Spreading photovoltaic expertise across the world

From Pau, TotalEnergies engineers design photovoltaic projects across the globe, combining technological innovation, energy performance and biodiversity protection. Interview with Matthieu Vert-Foussats, energy architect at the heart of a proactive transition.
 

Before the first stone is laid

Before even laying the first stone of a photovoltaic project, anywhere in the world, a full study and development phase must be carried out. The goal is to design photovoltaic installations that are technically viable, adapted to field constraints, and economically sustainable. This phase can last several months, sometimes even years.

At the same time, TotalEnergies conducts thorough environmental and social studies on site. These are managed by in-house experts who listen to nearby communities during public consultations and apply strict standards for biodiversity protection, in line with the Company’s commitments. No project can be built in Natura 2000 areas, and each site undergoes a detailed ecological inventory to avoid impacting protected species. TotalEnergies has also adopted a zero net deforestation policy, which involves offsetting any deforestation linked to a new project with equivalent or greater reforestation.
 

Call me an Architect

Matthieu Vert-Foussats: For years, I traveled the world, working on major oil and gas production fields with long periods of expatriation. Then, I decided to shift my career toward renewable energies (REs) by studying for an MBA in Renewables. I started working on the first offshore wind projects and had the opportunity to join the Pau team, still in the RE sector, but this time onshore: photovoltaic panels, onshore wind turbines and battery storage.

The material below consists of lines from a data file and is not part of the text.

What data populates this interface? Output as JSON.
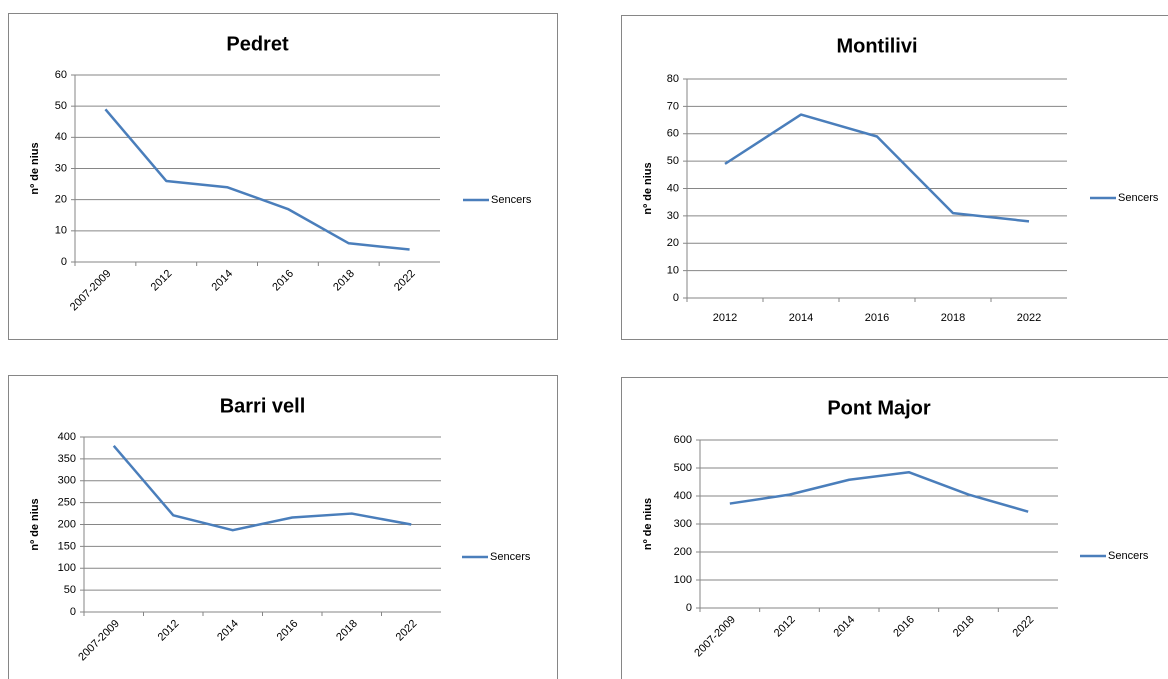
{
  "chart_data": [
    {
      "type": "line",
      "title": "Pedret",
      "y_label": "nº de nius",
      "categories": [
        "2007-2009",
        "2012",
        "2014",
        "2016",
        "2018",
        "2022"
      ],
      "series": [
        {
          "name": "Sencers",
          "color": "#4a7ebb",
          "values": [
            49,
            26,
            24,
            17,
            6,
            4
          ]
        }
      ],
      "ylim": [
        0,
        60
      ],
      "yticks": [
        0,
        10,
        20,
        30,
        40,
        50,
        60
      ],
      "grid": true,
      "legend": "right"
    },
    {
      "type": "line",
      "title": "Montilivi",
      "y_label": "nº de nius",
      "categories": [
        "2012",
        "2014",
        "2016",
        "2018",
        "2022"
      ],
      "series": [
        {
          "name": "Sencers",
          "color": "#4a7ebb",
          "values": [
            49,
            67,
            59,
            31,
            28
          ]
        }
      ],
      "ylim": [
        0,
        80
      ],
      "yticks": [
        0,
        10,
        20,
        30,
        40,
        50,
        60,
        70,
        80
      ],
      "grid": true,
      "legend": "right"
    },
    {
      "type": "line",
      "title": "Barri vell",
      "y_label": "nº de nius",
      "categories": [
        "2007-2009",
        "2012",
        "2014",
        "2016",
        "2018",
        "2022"
      ],
      "series": [
        {
          "name": "Sencers",
          "color": "#4a7ebb",
          "values": [
            380,
            221,
            187,
            216,
            225,
            200
          ]
        }
      ],
      "ylim": [
        0,
        400
      ],
      "yticks": [
        0,
        50,
        100,
        150,
        200,
        250,
        300,
        350,
        400
      ],
      "grid": true,
      "legend": "right"
    },
    {
      "type": "line",
      "title": "Pont Major",
      "y_label": "nº de nius",
      "categories": [
        "2007-2009",
        "2012",
        "2014",
        "2016",
        "2018",
        "2022"
      ],
      "series": [
        {
          "name": "Sencers",
          "color": "#4a7ebb",
          "values": [
            373,
            405,
            458,
            485,
            405,
            344
          ]
        }
      ],
      "ylim": [
        0,
        600
      ],
      "yticks": [
        0,
        100,
        200,
        300,
        400,
        500,
        600
      ],
      "grid": true,
      "legend": "right"
    }
  ]
}
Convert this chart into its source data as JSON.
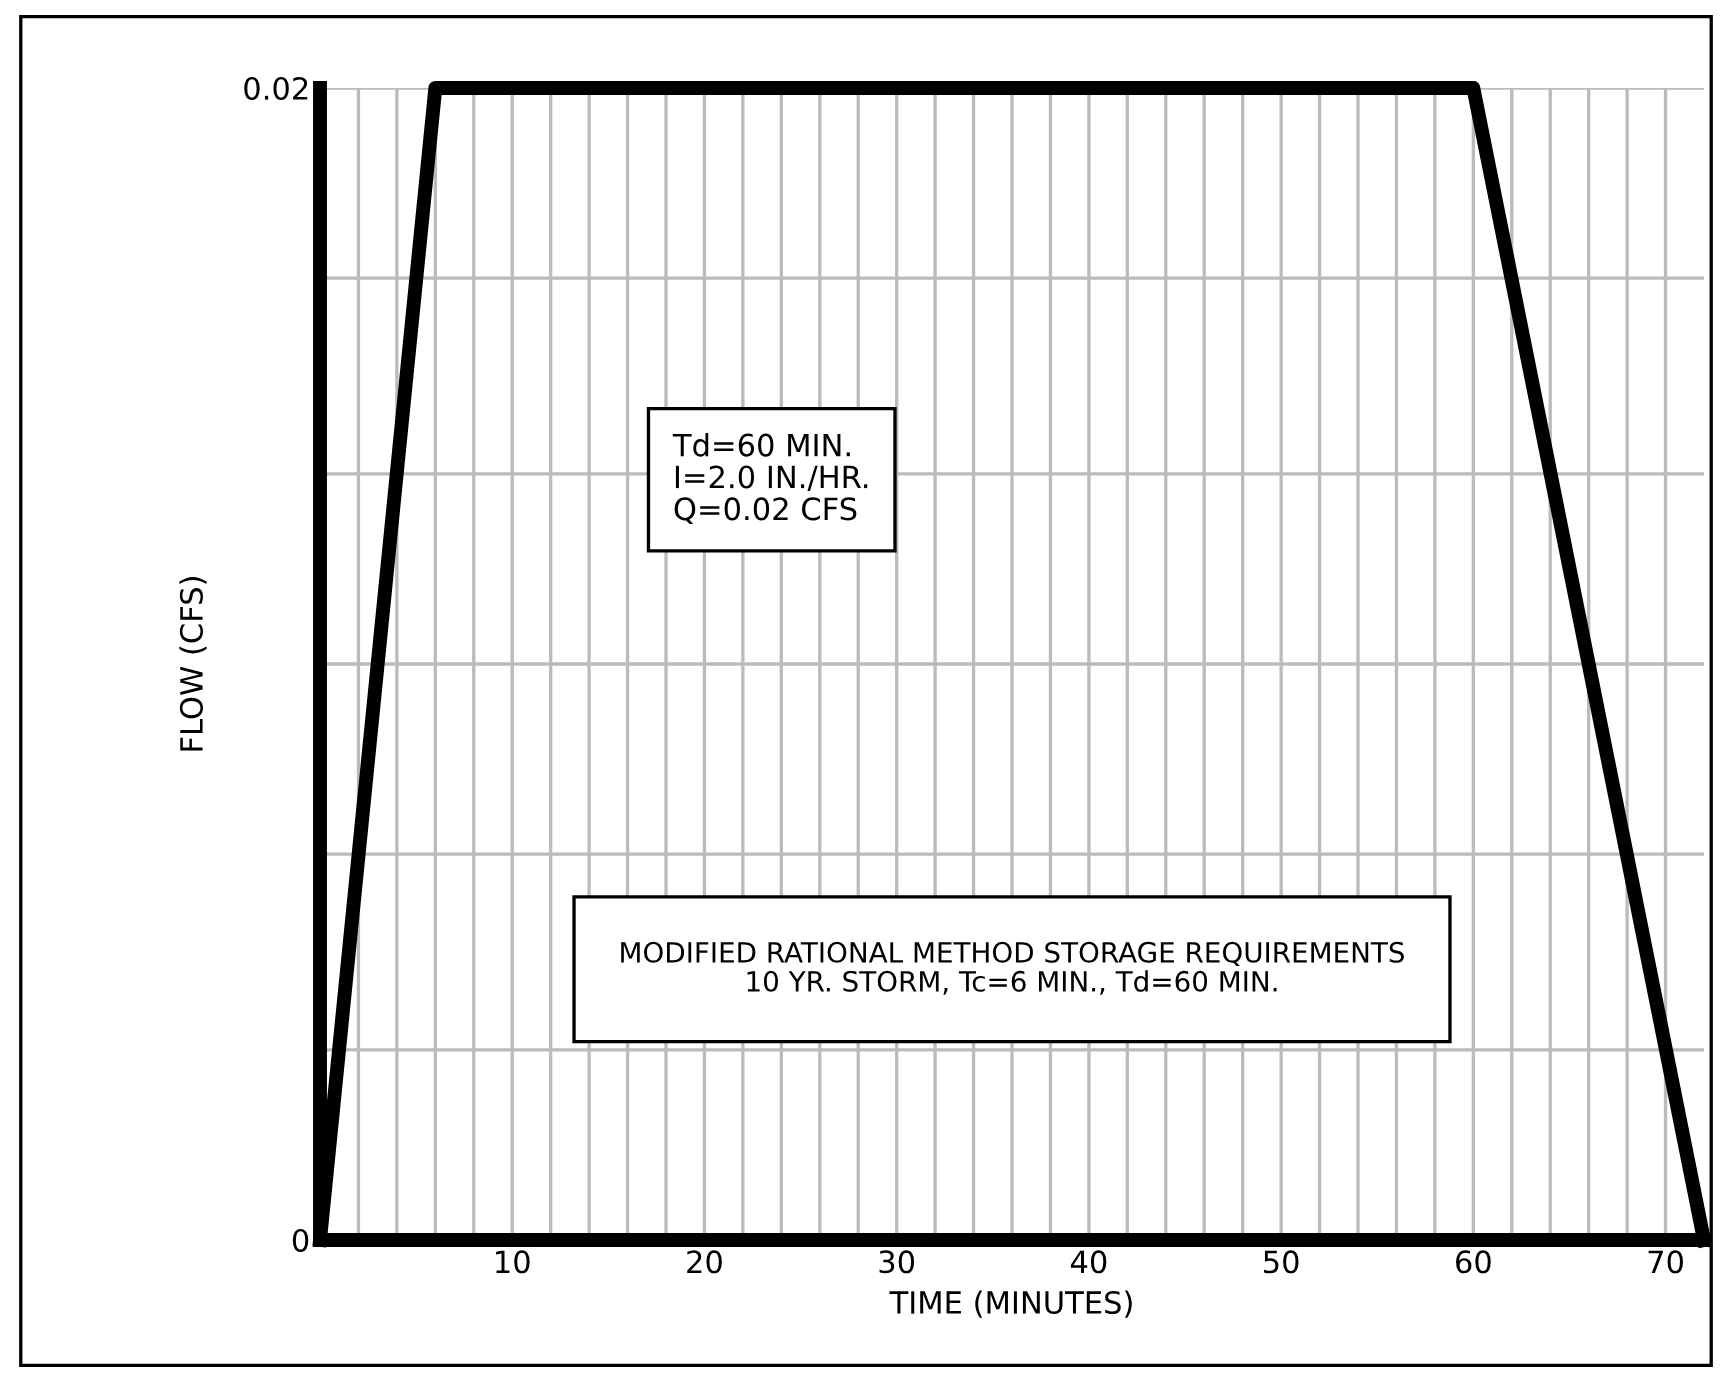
{
  "chart_data": {
    "type": "line",
    "xlabel": "TIME (MINUTES)",
    "ylabel": "FLOW (CFS)",
    "x": [
      0,
      6,
      60,
      72
    ],
    "series": [
      {
        "color": "#000000",
        "values": [
          0,
          0.02,
          0.02,
          0
        ]
      }
    ],
    "xlim": [
      0,
      72
    ],
    "ylim": [
      0,
      0.02
    ],
    "xticks": [
      {
        "value": 2,
        "label": null
      },
      {
        "value": 4,
        "label": null
      },
      {
        "value": 6,
        "label": null
      },
      {
        "value": 8,
        "label": null
      },
      10,
      {
        "value": 12,
        "label": null
      },
      {
        "value": 14,
        "label": null
      },
      {
        "value": 16,
        "label": null
      },
      {
        "value": 18,
        "label": null
      },
      20,
      {
        "value": 22,
        "label": null
      },
      {
        "value": 24,
        "label": null
      },
      {
        "value": 26,
        "label": null
      },
      {
        "value": 28,
        "label": null
      },
      30,
      {
        "value": 32,
        "label": null
      },
      {
        "value": 34,
        "label": null
      },
      {
        "value": 36,
        "label": null
      },
      {
        "value": 38,
        "label": null
      },
      40,
      {
        "value": 42,
        "label": null
      },
      {
        "value": 44,
        "label": null
      },
      {
        "value": 46,
        "label": null
      },
      {
        "value": 48,
        "label": null
      },
      50,
      {
        "value": 52,
        "label": null
      },
      {
        "value": 54,
        "label": null
      },
      {
        "value": 56,
        "label": null
      },
      {
        "value": 58,
        "label": null
      },
      60,
      {
        "value": 62,
        "label": null
      },
      {
        "value": 64,
        "label": null
      },
      {
        "value": 66,
        "label": null
      },
      {
        "value": 68,
        "label": null
      },
      70
    ],
    "yticks": [
      0,
      {
        "value": 0.0033,
        "label": null
      },
      {
        "value": 0.0067,
        "label": null
      },
      {
        "value": 0.01,
        "label": null
      },
      {
        "value": 0.0133,
        "label": null
      },
      {
        "value": 0.0167,
        "label": null
      },
      0.02
    ],
    "grid": true,
    "marker": "none",
    "line_style": "solid",
    "annotations": [
      "Td=60 MIN.\nI=2.0 IN./HR.\nQ=0.02 CFS",
      "MODIFIED RATIONAL METHOD STORAGE REQUIREMENTS\n10 YR. STORM, Tc=6 MIN., Td=60 MIN."
    ]
  }
}
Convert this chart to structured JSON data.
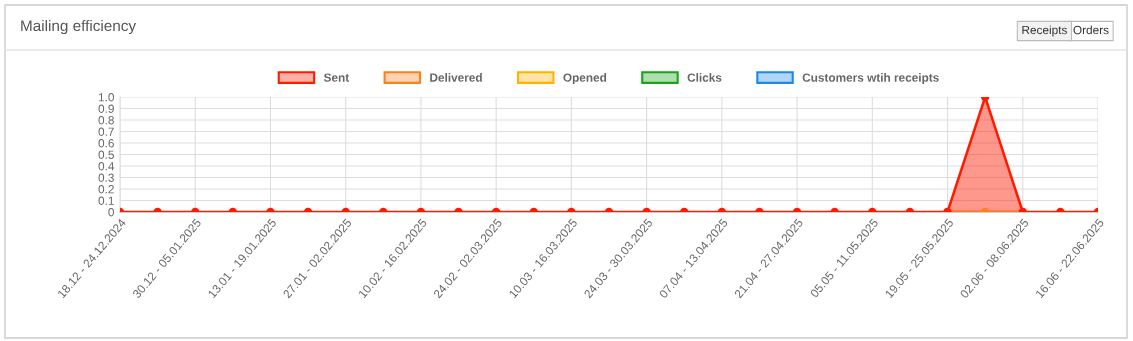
{
  "chart_data": {
    "type": "area",
    "title": "Mailing efficiency",
    "annotations": [
      "Receipts",
      "Orders"
    ],
    "categories": [
      "18.12 - 24.12.2024",
      null,
      "30.12 - 05.01.2025",
      null,
      "13.01 - 19.01.2025",
      null,
      "27.01 - 02.02.2025",
      null,
      "10.02 - 16.02.2025",
      null,
      "24.02 - 02.03.2025",
      null,
      "10.03 - 16.03.2025",
      null,
      "24.03 - 30.03.2025",
      null,
      "07.04 - 13.04.2025",
      null,
      "21.04 - 27.04.2025",
      null,
      "05.05 - 11.05.2025",
      null,
      "19.05 - 25.05.2025",
      null,
      "02.06 - 08.06.2025",
      null,
      "16.06 - 22.06.2025"
    ],
    "series": [
      {
        "name": "Sent",
        "color": "#ff1a00",
        "values": [
          0,
          0,
          0,
          0,
          0,
          0,
          0,
          0,
          0,
          0,
          0,
          0,
          0,
          0,
          0,
          0,
          0,
          0,
          0,
          0,
          0,
          0,
          0,
          1,
          0,
          0,
          0
        ]
      },
      {
        "name": "Delivered",
        "type": "line",
        "color": "#ff7f1e",
        "values": [
          null,
          null,
          null,
          null,
          null,
          null,
          null,
          null,
          null,
          null,
          null,
          null,
          null,
          null,
          null,
          null,
          null,
          null,
          null,
          null,
          null,
          null,
          0,
          0,
          0,
          null,
          null
        ]
      },
      {
        "name": "Opened",
        "color": "#ffb300",
        "values": [
          null,
          null,
          null,
          null,
          null,
          null,
          null,
          null,
          null,
          null,
          null,
          null,
          null,
          null,
          null,
          null,
          null,
          null,
          null,
          null,
          null,
          null,
          null,
          null,
          null,
          null,
          null
        ]
      },
      {
        "name": "Clicks",
        "color": "#1aa31a",
        "values": [
          null,
          null,
          null,
          null,
          null,
          null,
          null,
          null,
          null,
          null,
          null,
          null,
          null,
          null,
          null,
          null,
          null,
          null,
          null,
          null,
          null,
          null,
          null,
          null,
          null,
          null,
          null
        ]
      },
      {
        "name": "Customers wtih receipts",
        "color": "#1e88e5",
        "values": [
          null,
          null,
          null,
          null,
          null,
          null,
          null,
          null,
          null,
          null,
          null,
          null,
          null,
          null,
          null,
          null,
          null,
          null,
          null,
          null,
          null,
          null,
          null,
          null,
          null,
          null,
          null
        ]
      }
    ],
    "ylim": [
      0,
      1.0
    ],
    "yticks": [
      0,
      0.1,
      0.2,
      0.3,
      0.4,
      0.5,
      0.6,
      0.7,
      0.8,
      0.9,
      {
        "value": 1,
        "label": "1.0"
      }
    ],
    "grid": true,
    "legend": "top",
    "marker": "circle",
    "line_style": "solid"
  }
}
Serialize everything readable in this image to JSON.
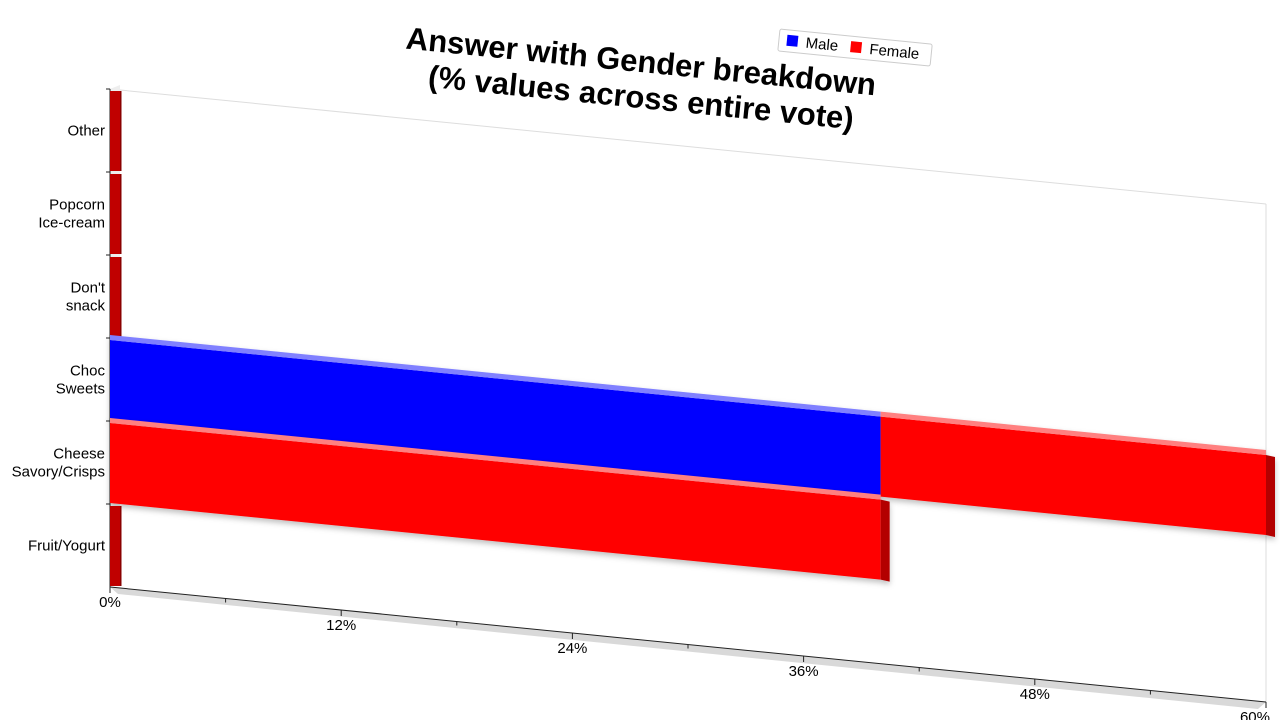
{
  "chart_data": {
    "type": "bar",
    "orientation": "horizontal",
    "stacked": true,
    "title": [
      "Answer with Gender breakdown",
      "(% values across entire vote)"
    ],
    "categories": [
      [
        "Other"
      ],
      [
        "Popcorn",
        "Ice-cream"
      ],
      [
        "Don't",
        "snack"
      ],
      [
        "Choc",
        "Sweets"
      ],
      [
        "Cheese",
        "Savory/Crisps"
      ],
      [
        "Fruit/Yogurt"
      ]
    ],
    "series": [
      {
        "name": "Male",
        "color": "#0000ff",
        "values": [
          0,
          0,
          0,
          40,
          0,
          0
        ]
      },
      {
        "name": "Female",
        "color": "#ff0000",
        "values": [
          0,
          0,
          0,
          20,
          40,
          0
        ]
      }
    ],
    "x_ticks": [
      "0%",
      "12%",
      "24%",
      "36%",
      "48%",
      "60%"
    ],
    "xlim": [
      0,
      60
    ],
    "legend_position": "top-right",
    "grid": false
  }
}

I’m now an "energy architect," at the crossroads of innovation, biodiversity protection and performance. Like an architect who designs a house based on the land and budget, I design photovoltaic projects taking into account technical, economic and environmental constraints. Specifically, I’m responsible for defining the size of solar installations and launching calls for tender for their construction, in compliance with technical, site-specific and environmental constraints, to achieve the expected yields.
At CSTJF in Pau, I work in collaboration with engineers from all disciplines: specialists in energy production calculations, solar panels and wind turbines, civil engineering, operations and maintenance, electricity and grid connections. My role is to coordinate all these areas of expertise.
 

Challenges and constraints

MVF: The first challenge is land! It’s a scarce and highly regulated resource in many regions. For each project, we respect minimum distances from homes, airports, military radars, forests, as well as priority agricultural zones or areas of high ecological value. Once these restrictions are applied, we then address the issue of grid connection, which further limits project feasibility.
There are also technical constraints related to the panels themselves. Generally, in the northern hemisphere, photovoltaic panels are all south-facing to better capture sunlight and optimize production. There are also configurations using "trackers" that allow panels to follow the sun’s path. They offer better yield than fixed panels but require wider spacing and more expensive structures. If placed too close together, they can cast shadows in the morning or evening as they move, reducing overall yield.
That’s why we model many configurations for each project: fixed or mobile panels, spaced more or less closely, facing south in the northern hemisphere or north in the southern hemisphere. The goal is always the same: to find the best compromise between energy production, economic profitability and environmental impact.
 

Global project development from Pau

MVF: We oversee the development of many projects around the world. In Europe, we are present in France, Spain, Poland, Germany, the United Kingdom, Greece, among others. We’ve also implemented solar farms in Africa, the Middle East, the United States, South America, and throughout Asia. All of this is managed between CSTJF in Pau, our headquarters in Paris, our other consultancy offices in France, and our affiliates.
One flagship project is the Ratawi project in Iraq, led by Monica Murillo. It’s a 1.2 GWp solar power plant, representing 2 million solar panels—equivalent to the electricity needs of around 100,000 households in France! It’s the very first renewable project of this scale in Iraq, a country still heavily dependent on fossil fuels. This project is fully aligned with the Company’s multi-energy strategy and is expected to deliver its first green electrons by 2027.
 

The photovoltaic panel of tomorrow

MVF: Innovation in the photovoltaic sector is extremely dynamic. There are now bifacial panels that capture not only direct sunlight but also light reflected from the ground. This helps optimize overall yield.
At the latest Intersolar global exhibition in Munich, we saw even more efficient panels. While we previously thought the maximum yield was around 25%, some models now aim for 30%. In other words, with the same land area, we can produce more electricity. The sector is evolving rapidly, promising ever more efficient, innovative and cost-effective panels. And we’re lucky to have a whole team of photovoltaic and renewable energy experts here in Pau!